Friends Don't Let Friends Use Loops
Programming is fun. I love programming! Ever since I changed my career from programming to database work, I’ve still occasionally dabbled in my former craft. As such, I believe I can say this with a fair amount of accuracy: programmers don’t understand databases. This isn’t something small, either; there’s a fundamental misunderstanding at play. Unless the coder happens to work primarily with graphics, bulk set-based transformations are not something they’ll generally work with.

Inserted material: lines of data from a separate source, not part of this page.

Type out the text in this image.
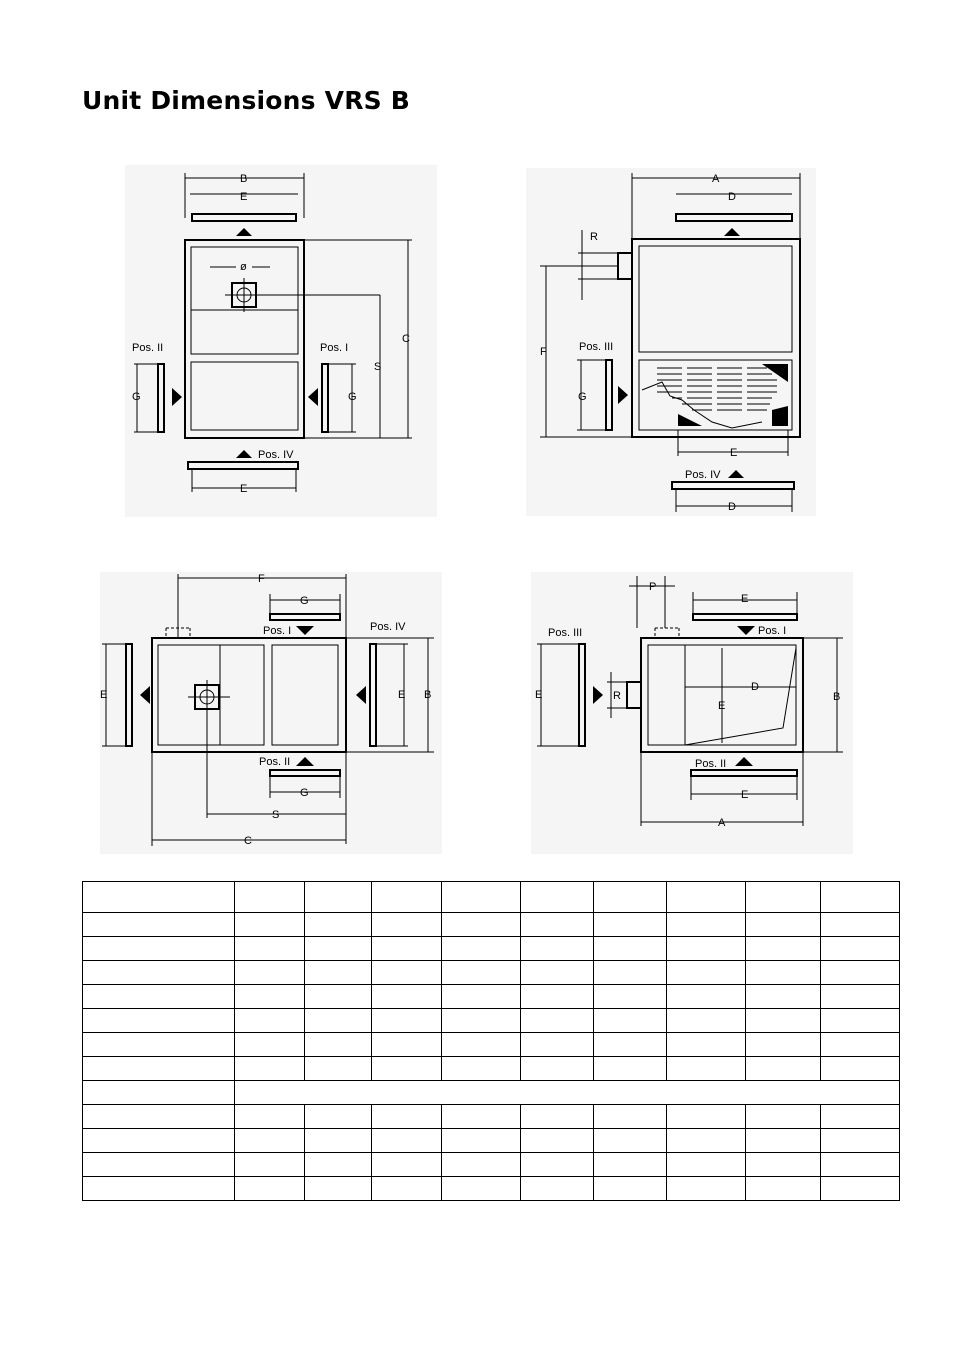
Unit Dimensions VRS B
B
E
ø
C
S
Pos. II
G
Pos. I
G
Pos. IV
E
A
D
R
F	Pos. III
G
E
Pos. IV
D
F
G
Pos. I	Pos. IV
E B
E
Pos. II
G
S
C
P
E
Pos. I
Pos. III
E	R
D
E
B
Pos. II
E
A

For instance, if tasked with inserting ten thousand records into a database table, a programmer might simply open the data source and insert them one by one. Consider this basic (non-normalized) table with a couple basic indexes:
CREATE TABLE sensor_log (
sensor_log_id SERIAL PRIMARY KEY,
location VARCHAR NOT NULL,
reading BIGINT NOT NULL,
reading_date TIMESTAMP NOT NULL
);
CREATE INDEX idx_sensor_log_location ON sensor_log (location);
CREATE INDEX idx_sensor_log_date ON sensor_log (reading_date);
Now suppose we have a file with ten thousand lines of something like this:
38c-1401,293857,2014-07-25 10:18:38-05:00
69a-8921,209574,2014-07-25 10:18:25-05:00
9e5-0942,690134,2014-07-25 10:18:16-05:00
To load this data, our coder chooses Python and whips up an insert script. Let’s even give the programmer the benefit of the doubt, and say they know that prepared queries are faster due to less overhead. I see scripts like this all the time, written in languages from Java to Erlang. This one is no different:
import psycopg2
db_conn = psycopg2.connect(database = 'postgres', user = 'postgres')
cur = db_conn.cursor()
cur.execute(
"""PREPARE log_add AS
INSERT INTO sensor_log (location, reading, reading_date)
VALUES ($1, $2, $3);"""
)
file_input = open('/tmp/input.csv', 'r')
for line in file_input:
cur.execute("EXECUTE log_add(%s, %s, %s)", line.strip().split(','))
file_input.close()
cur.execute("DEALLOCATE log_add");
db_conn.commit()
db_conn.close()
It’s unlikely we have the /tmp/input.csv
file itself, but we can generate one. Suppose we have 100 locations each with 100 sensors. We could produce a fake input file with this SQL:
COPY (
SELECT substring(md5((a.id % 100)::TEXT), 1, 3) || '-' ||
to_char(a.id % 100, 'FM0999') AS location,
(a.id * random() * 1000)::INT AS reading,
now() - (a.id % 60 || 's')::INTERVAL AS reading_date
FROM generate_series(1, 10000) a (id)
) TO '/tmp/input.csv' WITH CSV;
Whew! That was a lot of work. Now, let’s see what happens when we time the inserts on an empty import table:
real 0m1.162s
user 0m0.168s
sys 0m0.122s
Well, a little over one second isn’t that bad. But suppose we rewrote the python script a bit. Bear with me; I’m going to be silly and use the python script as a simple pass-through. This should simulate a process that applies transformations and outputs another file for direct database import. Here we go:
import psycopg2
file_input = open('/tmp/input.csv', 'r')
processed = open('/tmp/processed.csv', 'w+')
for line in file_input:
parts = line.strip().split(',')
processed.write(','.join(parts) + '\n')
file_input.close()
processed.seek(0)
db_conn = psycopg2.connect(database = 'postgres', user = 'postgres')
cur = db_conn.cursor()
cur.copy_from(
processed, 'sensor_log', ',',
columns = ('location', 'reading', 'reading_date')
)
processed.close()
db_conn.commit()
db_conn.close()
Now let’s look at the timings involved again:
real 0m0.365s
user 0m0.056s
sys 0m0.004s
That’s about three times faster! Considering how simple this example is, that’s actually pretty drastic. We don’t have many indexes, the table has few columns, and the number of rows is relatively small. The situation gets far worse as all of those things increase.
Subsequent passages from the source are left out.